Charles J. Sykes wrote a book, entitled Dumbing Down Our Kids; Why American Children Feel Good about Themselves, But Can’t Read, Write, or Add. We have known that many American children and youth do not measure up to others around the world, especially in math and science. We are a culture of video games and reality/unreality television, idolization of movie stars and Miley Cyrus.
But recently, a Washington Post article reported that American adults, too, scored below the international average on a global test which measured literacy, math and problem-solving in technology-rich environments. Researchers tested about 166,000 people ages 16 to 65 in more than 20 countries and sub-national regions.

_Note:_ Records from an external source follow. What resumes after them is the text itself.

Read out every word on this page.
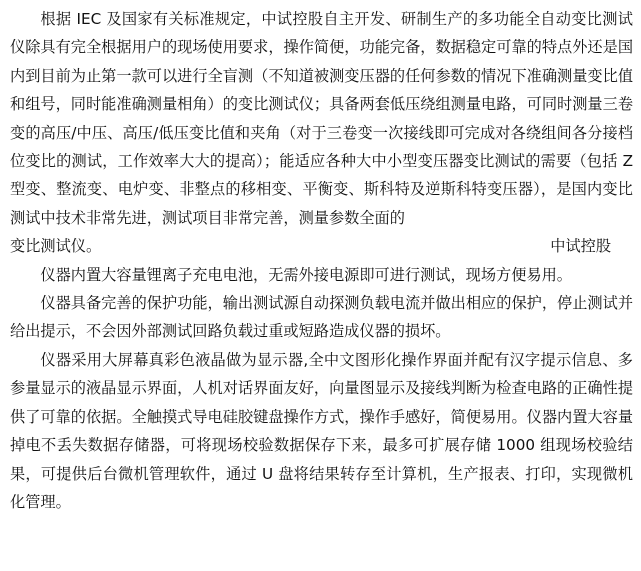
根据 IEC 及国家有关标准规定，中试控股自主开发、研制生产的多功能全自动变比测试仪除具有完全根据用户的现场使用要求，操作简便，功能完备，数据稳定可靠的特点外还是国内到目前为止第一款可以进行全盲测（不知道被测变压器的任何参数的情况下准确测量变比值和组号，同时能准确测量相角）的变比测试仪；具备两套低压绕组测量电路，可同时测量三卷变的高压/中压、高压/低压变比值和夹角（对于三卷变一次接线即可完成对各绕组间各分接档位变比的测试，工作效率大大的提高）；能适应各种大中小型变压器变比测试的需要（包括 Z 型变、整流变、电炉变、非整点的移相变、平衡变、斯科特及逆斯科特变压器），是国内变比测试中技术非常先进，测试项目非常完善，测量参数全面的

变比测试仪。	中试控股

仪器内置大容量锂离子充电电池，无需外接电源即可进行测试，现场方便易用。

仪器具备完善的保护功能，输出测试源自动探测负载电流并做出相应的保护，停止测试并给出提示，不会因外部测试回路负载过重或短路造成仪器的损坏。

仪器采用大屏幕真彩色液晶做为显示器,全中文图形化操作界面并配有汉字提示信息、多参量显示的液晶显示界面，人机对话界面友好，向量图显示及接线判断为检查电路的正确性提供了可靠的依据。全触摸式导电硅胶键盘操作方式，操作手感好，简便易用。仪器内置大容量掉电不丢失数据存储器，可将现场校验数据保存下来，最多可扩展存储 1000 组现场校验结果，可提供后台微机管理软件，通过 U 盘将结果转存至计算机，生产报表、打印，实现微机化管理。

Adults in Japan, Canada, Australia, Finland and multiple other countries scored significantly higher than the United States in all three areas on the test. Other than basic reading and math, respondents were tested on activities such as calculating mileage reimbursement due to a salesman, sorting email and comparing food expiration dates on grocery store tags.
There are many types of intelligence. Some folks are knowledgeable, but lack common sense. And then there are those that Albert Einstein allegedly described this way: “Two things are infinite: the universe and human stupidity; and I’m not sure about the universe.”
Oh wait, we know about this first-hand: our elected officials in Washington D.C. refuse to work together and have shut down the American government. Approval ratings for our elected officials are at an all- time low. Greed, power, and the government infrastructure are debilitating our country, our international standing and more.
If these failures continue, we are going to be thrown back to an era where we are forced to depend on our local and regional communities to work together for the common good. Maybe we should start practicing more compromising, communicating and compassionate living.